Risankizumab is administered via subcutaneous injection. Once in systemic circulation, the steady-state volume of distribution is 11.2 L in subjects with plaque psoriasis, and 7.68 L in subjects with Crohn's disease. Although a metabolic pathway has not been characterized, risankizumab is expected to be degraded to small peptides and amino acids via catabolic pathways in the same manner as endogenous human immunoglobulin G (IgG). The drug exhibits a systemic clearance of 0.31 L/day and 0.30 L/day and terminal elimination half-life was approximately 28 days and 21 days in subjects with plaque psoriasis and Crohn's disease, respectively.[64073]
 
Affected cytochrome P450 (CYP450) isoenzymes and drug transporters: None

Intravenous Route

Increases in risankizumab plasma concentrations were proportional following administration of single doses from 200 mg to 1800 mg (0.3 to 3 times the recommended dose) intravenously infused (up to 3 hour infusion time). In subjects with Crohn's disease treated with 600 mg intravenous induction dose at Weeks 0, 4, and 8, followed by 360 mg subcutaneous maintenance dose at Week 12 and every 8 weeks thereafter, the median Cmax and Cmin are estimated to be 156 mcg/mL and 38.8 mcg/mL, respectively, during Weeks 8 to 12; and the steady state median Cmax and Cmin are estimated to be 28 mcg/mL and 8.13 mcg/mL, respectively, during Weeks 40 to 48.

Subcutaneous Route

The absolute bioavailability of risankizumab is estimated to be 74% to 89%, with peak serum concentrations (Cmax) being reached 3 to 14 days post-dose.

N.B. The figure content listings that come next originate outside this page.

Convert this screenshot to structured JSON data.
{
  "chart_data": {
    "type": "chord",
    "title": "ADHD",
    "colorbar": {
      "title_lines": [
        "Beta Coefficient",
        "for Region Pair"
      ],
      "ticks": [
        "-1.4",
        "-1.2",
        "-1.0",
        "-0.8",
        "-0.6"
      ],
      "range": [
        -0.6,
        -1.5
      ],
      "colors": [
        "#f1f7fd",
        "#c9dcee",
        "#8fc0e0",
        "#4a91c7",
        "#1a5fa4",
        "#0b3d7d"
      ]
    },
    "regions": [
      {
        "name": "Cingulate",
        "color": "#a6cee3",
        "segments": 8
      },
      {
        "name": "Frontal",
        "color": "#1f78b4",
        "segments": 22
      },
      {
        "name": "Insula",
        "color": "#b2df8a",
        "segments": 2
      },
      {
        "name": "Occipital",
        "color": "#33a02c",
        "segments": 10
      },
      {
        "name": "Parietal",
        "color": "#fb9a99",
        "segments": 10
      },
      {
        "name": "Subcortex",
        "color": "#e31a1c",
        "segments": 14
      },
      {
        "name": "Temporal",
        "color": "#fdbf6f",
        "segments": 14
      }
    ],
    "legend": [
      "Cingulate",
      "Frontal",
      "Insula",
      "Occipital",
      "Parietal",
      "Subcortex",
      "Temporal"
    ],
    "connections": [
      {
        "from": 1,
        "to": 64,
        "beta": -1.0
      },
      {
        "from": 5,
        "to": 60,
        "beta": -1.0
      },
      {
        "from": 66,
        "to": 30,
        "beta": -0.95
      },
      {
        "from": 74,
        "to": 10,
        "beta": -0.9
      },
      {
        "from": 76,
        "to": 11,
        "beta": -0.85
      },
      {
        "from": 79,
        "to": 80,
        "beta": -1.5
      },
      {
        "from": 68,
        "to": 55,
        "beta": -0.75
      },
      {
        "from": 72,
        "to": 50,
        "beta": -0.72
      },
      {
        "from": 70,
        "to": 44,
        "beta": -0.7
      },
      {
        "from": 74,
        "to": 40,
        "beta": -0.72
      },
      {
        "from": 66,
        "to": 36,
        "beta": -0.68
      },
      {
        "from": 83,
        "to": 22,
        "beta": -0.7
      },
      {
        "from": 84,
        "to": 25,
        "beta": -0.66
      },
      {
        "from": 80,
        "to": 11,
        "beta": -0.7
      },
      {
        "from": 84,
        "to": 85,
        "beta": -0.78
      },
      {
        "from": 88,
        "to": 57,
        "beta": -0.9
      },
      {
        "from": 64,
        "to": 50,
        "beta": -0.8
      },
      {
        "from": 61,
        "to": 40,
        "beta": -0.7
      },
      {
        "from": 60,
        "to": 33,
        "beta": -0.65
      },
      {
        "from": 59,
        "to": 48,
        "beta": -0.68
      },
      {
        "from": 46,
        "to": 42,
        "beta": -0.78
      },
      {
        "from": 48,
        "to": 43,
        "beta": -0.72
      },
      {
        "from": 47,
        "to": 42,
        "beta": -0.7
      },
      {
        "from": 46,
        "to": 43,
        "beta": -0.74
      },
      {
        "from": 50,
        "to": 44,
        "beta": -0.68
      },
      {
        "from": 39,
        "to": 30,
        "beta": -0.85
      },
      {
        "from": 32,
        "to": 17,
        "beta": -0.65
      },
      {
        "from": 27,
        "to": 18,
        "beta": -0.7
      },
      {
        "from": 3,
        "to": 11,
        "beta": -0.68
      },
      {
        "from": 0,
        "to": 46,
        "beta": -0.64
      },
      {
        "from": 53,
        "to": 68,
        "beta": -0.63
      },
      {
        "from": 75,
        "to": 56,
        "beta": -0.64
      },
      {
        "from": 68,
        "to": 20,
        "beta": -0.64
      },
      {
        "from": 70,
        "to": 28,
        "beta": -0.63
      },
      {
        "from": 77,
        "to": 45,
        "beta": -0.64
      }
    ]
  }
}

The drug exhibits linear pharmacokinetics with exposures increasing proportionally over a dose range from 18 mg (0.05-times the lowest recommended dose) to 300 mg (2.4-times the highest recommended dose). In individuals with psoriatic indications, risankizumab 150 mg administered on weeks 0 and 4 followed by every 12 weeks produces steady-state peak and trough concentrations of 12 mcg/mL and 2 mcg/mL, respectively. In subjects with Crohn's disease treated with 600 mg IV induction dose at Weeks 0, 4, and 8, followed by 180 mg or 360 mg subcutaneous maintenance dose at Week 12 and every 8 weeks thereafter, the median Cmax and Cmin are estimated to be 156 mcg/mL and 38.8 mcg/mL, respectively, during Weeks 8 to 12. The steady state median Cmax and Cmin are estimated to be 14 mcg/mL and 4.1 mcg/mL, respectively, for 180 mg and 28 mcg/mL and 8.1 mcg/mL, respectively, for 360 mg during Weeks 40 to 48.[64073]

Pregnancy And Lactation
Pregnancy

Data regarding the use of risankizumab during pregnancy are insufficient to determine the drug associated risk of major birth defects, miscarriage, or adverse maternal or fetal outcomes. Human immunoglobulin G (IgG) does cross the placental barrier; therefore, risankizumab may be transferred from mother to fetus. In animal studies involving pregnant cynomolgus monkeys, no adverse effects on neonatal growth or development were observed following maternal doses of 5 and 50 mg/kg (2- and 20-times maximum recommended human dose) administered from gestation day 20 to parturition. However, a dose-dependent increase in fetal loss was noted in the risankizumab-treated groups (32% and 43% for the 5 mg/kg and 50 mg/kg groups, respectively) compared with the vehicle control group (19%). The clinical significance of these findings for humans is unknown. There is a pregnancy exposure registry that monitors outcomes in women who become pregnant while receiving risankizumab; patients are encouraged to enroll by calling 1-877-302-2161.[64073]

There are no data on the presence of risankizumab in human milk, the effects on breastfed infants, or the effects on milk production; however, maternal immunoglobulin G (IgG) is known to be present in human milk. Consider the benefits of breast-feeding along with the mother's clinical need for risankizumab.[64073]